Dennoch haben die Dealmaker nicht unrecht, dass diese Kombination gut passt. Die Beunruhigung könnte darauf zurückzuführen sein, dass Regulierungsbehörden und Regierungen sich fragen sollten, wer das Lebensmittelsystem weltweit über das enge Prisma des Kartellrechts hinaus überwacht. „Niemand“ ist die unverblümte Einschätzung von Abdolreza Abbassian, ehemaliger leitender Ökonom der Ernährungs- und Landwirtschaftsorganisation der Vereinten Nationen.

Störungen werden dank des sich verändernden Klimas eher zur Regel als zur Ausnahme.
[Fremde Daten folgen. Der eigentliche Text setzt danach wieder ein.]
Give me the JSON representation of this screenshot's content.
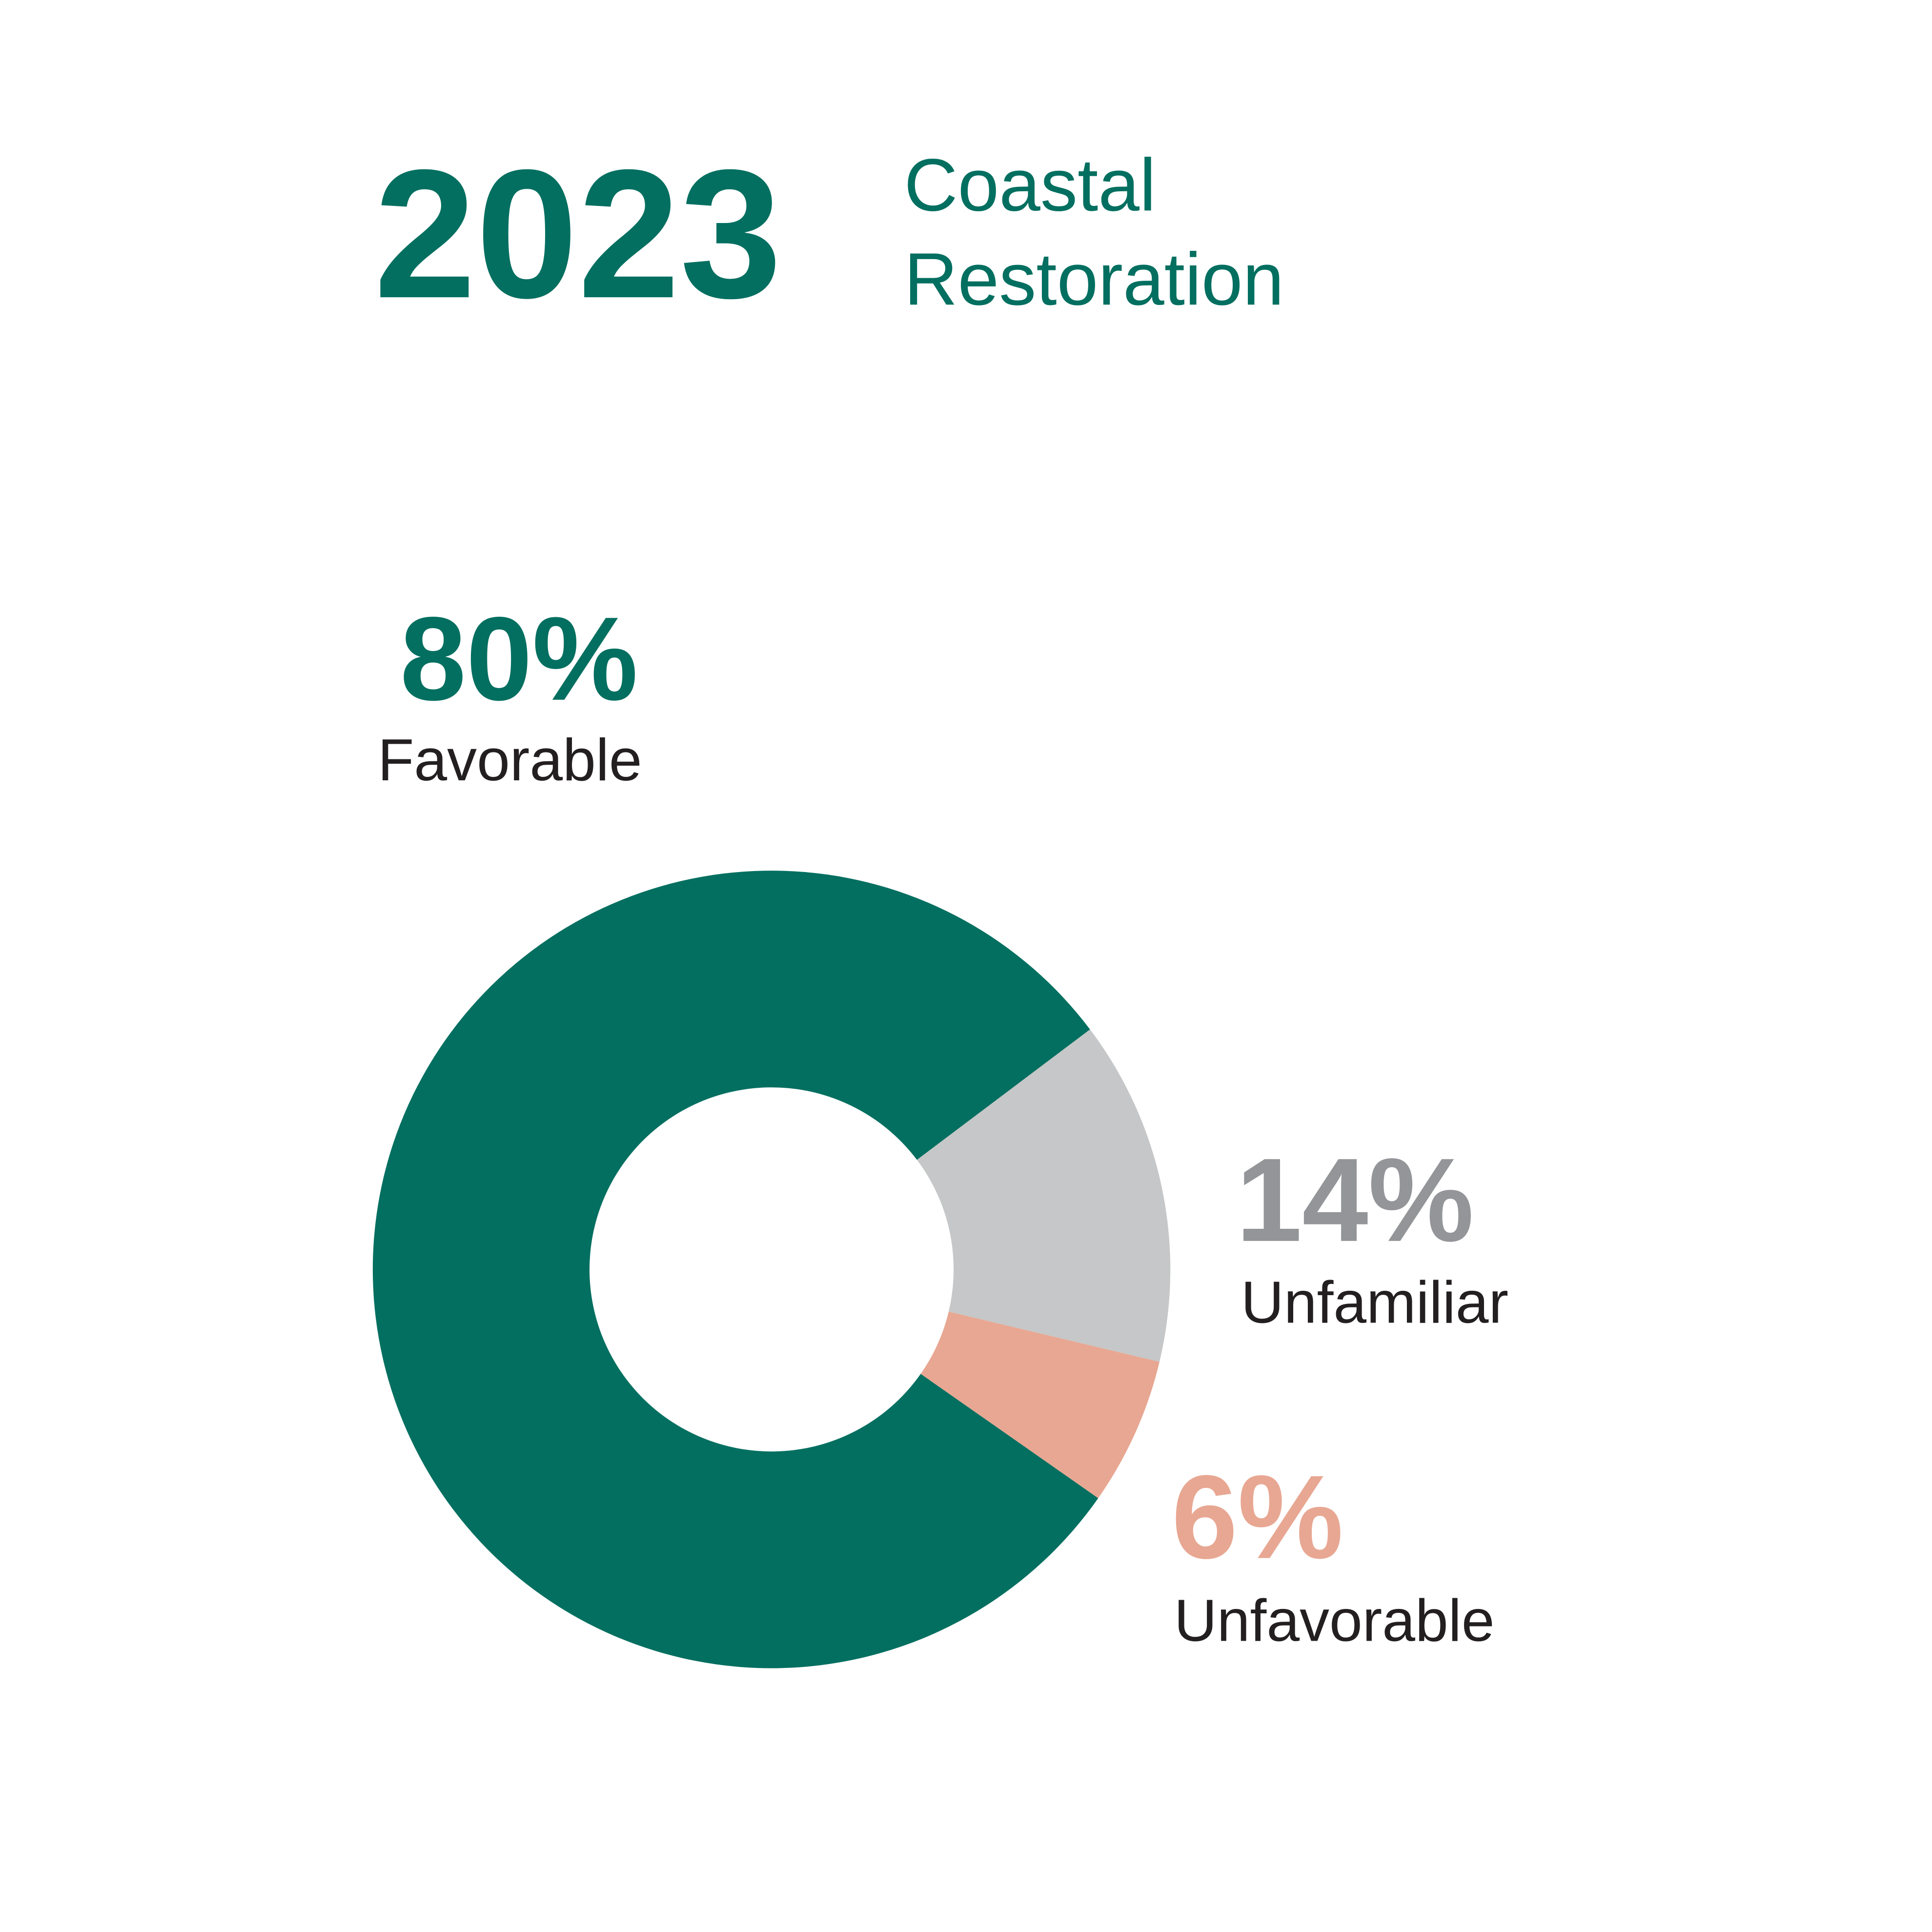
{
  "chart_data": {
    "type": "donut",
    "title": "2023",
    "subtitle": [
      "Coastal",
      "Restoration"
    ],
    "categories": [
      "Favorable",
      "Unfamiliar",
      "Unfavorable"
    ],
    "values": [
      80,
      14,
      6
    ],
    "value_labels": [
      "80%",
      "14%",
      "6%"
    ],
    "colors": [
      "#036f60",
      "#c6c7c8",
      "#e8a792"
    ],
    "value_label_colors": [
      "#036f60",
      "#939598",
      "#e8a792"
    ]
  }
}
Händler sorgen dafür, dass Lebensmittel in Krisenzeiten und Zeiten der Preisvolatilität transportiert werden, etwa während der Pandemie und der russischen Invasion in der Ukraine. Aber solche Veranstaltungen sind auch gut fürs Geschäft, denn im vergangenen Jahr stiegen die Umsätze und Rekordgewinne.

Der Markt ist bereits im Wandel. Der Aufstieg von Cofco bedeutet, dass das Unternehmen an die Spitze des ABCC gelangt und einen kommerziell motivierten Händler durch einen geopolitisch orientierten Händler ersetzt. Nationen, denen die Ernährungssicherheit am Herzen liegt, schnappen sich Einsätze: Abu Dhabis Staatsfonds kaufte sich 2020 bei Louis Dreyfus ein; Die saudische Rohstoffinvestitionsgesellschaft beteiligte sich im vergangenen Jahr zum dritten Mal an Olam Agri.
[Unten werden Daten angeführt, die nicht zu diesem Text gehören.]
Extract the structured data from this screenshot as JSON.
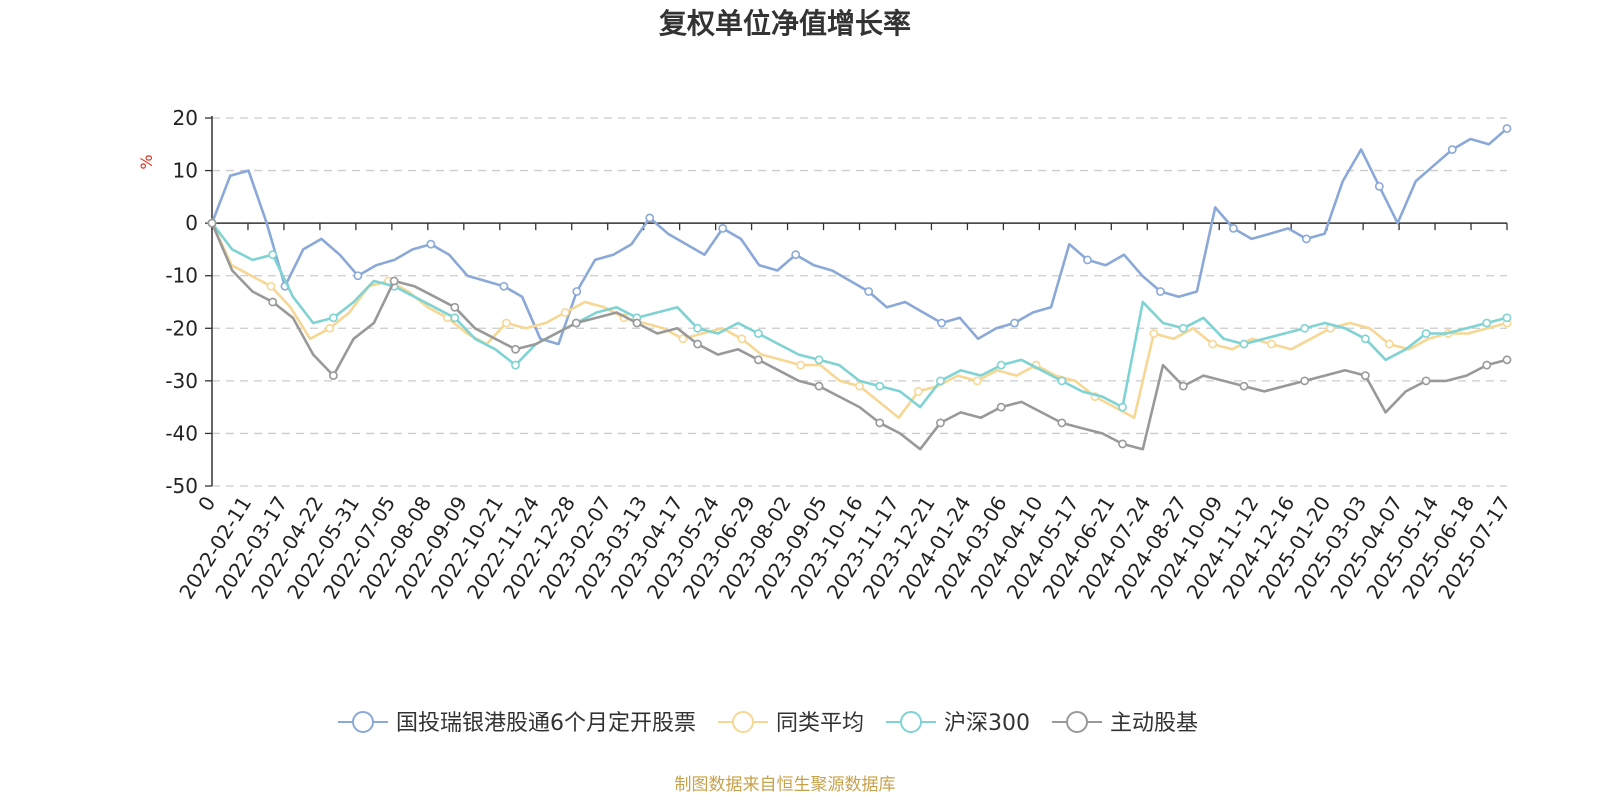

Unterdessen scheiterten die Bemühungen Frankreichs bei der G20 nach 2008, eine bessere Aufsicht zu etablieren, weitgehend. „Das war nicht ausreichend“, sagt Abbassian von der damals gegründeten Marktinformationseinheit. „Und die heutigen Bedürfnisse sind viel, viel größer. Sie brauchen Transparenz auf allen Ebenen, von allen Rohstoffen bis hin zu Endprodukten, und ein einflussreicheres System zur Marktbeobachtung.“

Bunges großer Deal wird die Wettbewerbshüter dazu veranlassen, die Welt des Agrarhandels erneut unter die Lupe zu nehmen. Alle anderen sollten es auch tun.